Deux enfants sont issus de cette union :
— [T] [X], né le 21 décembre 2009 à THIERS (Puy-de-Dôme), reconnu par les père et mère le 27 novembre 2009,
— [J] [X], né le 15 juillet 2018 à THIERS (Puy-de-Dôme).
****
Vu l’assignation en divorce délivrée le 19 septembre 2025 placée le 24 septembre 2025 par Madame [V] [S] épouse [X], sans fondement sur la cause, et ce, pour l’audience d’orientation du 15 octobre 2025 et avec demande distincte de mesures provisoires.

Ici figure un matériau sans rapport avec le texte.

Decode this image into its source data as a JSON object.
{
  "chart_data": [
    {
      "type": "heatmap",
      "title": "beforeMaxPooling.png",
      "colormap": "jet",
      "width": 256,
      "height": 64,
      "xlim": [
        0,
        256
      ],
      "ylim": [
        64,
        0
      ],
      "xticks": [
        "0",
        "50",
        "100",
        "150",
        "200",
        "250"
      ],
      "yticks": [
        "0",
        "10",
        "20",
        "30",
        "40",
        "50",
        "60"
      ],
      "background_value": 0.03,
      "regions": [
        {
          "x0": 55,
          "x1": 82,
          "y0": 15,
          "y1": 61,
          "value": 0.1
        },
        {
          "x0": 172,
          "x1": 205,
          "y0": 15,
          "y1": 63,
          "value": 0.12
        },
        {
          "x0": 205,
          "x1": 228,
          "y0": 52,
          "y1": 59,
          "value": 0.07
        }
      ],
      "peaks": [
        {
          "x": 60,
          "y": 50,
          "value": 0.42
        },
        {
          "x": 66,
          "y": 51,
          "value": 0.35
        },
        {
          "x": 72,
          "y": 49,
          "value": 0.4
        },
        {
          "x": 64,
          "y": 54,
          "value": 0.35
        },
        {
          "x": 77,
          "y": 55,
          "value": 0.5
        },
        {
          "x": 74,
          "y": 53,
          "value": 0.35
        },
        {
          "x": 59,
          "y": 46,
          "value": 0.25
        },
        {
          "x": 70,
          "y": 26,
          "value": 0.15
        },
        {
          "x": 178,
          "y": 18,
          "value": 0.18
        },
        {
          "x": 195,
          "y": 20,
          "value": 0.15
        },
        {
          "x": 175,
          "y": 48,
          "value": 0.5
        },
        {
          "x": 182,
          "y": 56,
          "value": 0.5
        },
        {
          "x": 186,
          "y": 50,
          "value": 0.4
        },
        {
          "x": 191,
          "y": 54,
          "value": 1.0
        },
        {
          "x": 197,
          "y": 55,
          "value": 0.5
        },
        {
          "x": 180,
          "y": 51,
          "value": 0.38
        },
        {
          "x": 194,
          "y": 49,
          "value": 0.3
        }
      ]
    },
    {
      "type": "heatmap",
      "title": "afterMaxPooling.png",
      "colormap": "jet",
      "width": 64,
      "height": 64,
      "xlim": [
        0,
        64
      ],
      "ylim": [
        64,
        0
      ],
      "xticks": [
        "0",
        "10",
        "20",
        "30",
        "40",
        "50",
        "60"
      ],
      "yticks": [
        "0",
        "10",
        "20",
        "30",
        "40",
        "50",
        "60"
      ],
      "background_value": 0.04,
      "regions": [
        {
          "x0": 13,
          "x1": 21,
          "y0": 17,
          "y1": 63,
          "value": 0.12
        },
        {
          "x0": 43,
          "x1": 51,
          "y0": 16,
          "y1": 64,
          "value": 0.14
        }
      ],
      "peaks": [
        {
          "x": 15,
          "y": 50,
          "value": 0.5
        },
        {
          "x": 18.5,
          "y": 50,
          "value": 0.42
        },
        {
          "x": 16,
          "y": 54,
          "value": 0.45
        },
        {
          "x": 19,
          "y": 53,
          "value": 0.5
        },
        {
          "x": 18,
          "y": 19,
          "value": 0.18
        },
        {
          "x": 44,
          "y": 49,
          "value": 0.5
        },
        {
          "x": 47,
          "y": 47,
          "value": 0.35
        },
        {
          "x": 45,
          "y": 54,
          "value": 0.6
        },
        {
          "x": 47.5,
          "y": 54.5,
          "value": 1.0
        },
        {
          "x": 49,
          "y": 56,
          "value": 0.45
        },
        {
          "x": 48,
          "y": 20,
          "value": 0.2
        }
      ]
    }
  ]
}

Monsieur [M] [X] a constitué avocat.
Par ordonnance sur mesures provisoires du 15 octobre 2025 le juge aux affaires familiales/juge de la mise en état a :
— constaté que les époux déclaraient être en résidences séparées depuis le 15 décembre 2023 selon l’épouse et depuis le 30 janvier 2024 selon l’époux, et que le domicile conjugal n’existait plus,
— attribué à l’époux la jouissance du véhicule VOLKSWAGEN GOLF et à l’épouse la jouissance du véhicule OPEL CORSA, sous réserve des droits de chacun des époux dans la liquidation du régime matrimonial,
— autorisé chacun des époux à se faire remettre ses affaires personnelles et dit qu’il serait procédé à un inventaire des biens des époux à l’amiable,
— fixé la résidence habituelle des enfants mineurs chez la mère dans le cadre de l’exercice conjoint de l’autorité parentale, organisé le droit d’accueil du père (durant la moitié des vacances scolaires avec alternance, à savoir la première moitié les années paires et la seconde moitié les années impaires, avec remise des enfants le vendredi soir à la sortie des classe pour la première période, puis le samedi à 10 heures et avec partage des trajets, le père assurant l’aller et la mère le retour) et fixé à 60 €uros la contribution paternelle globale à l’entretien et à l’éducation des deux enfants, avec application du dispositif de l’intermédiation financière de la pension alimentaire).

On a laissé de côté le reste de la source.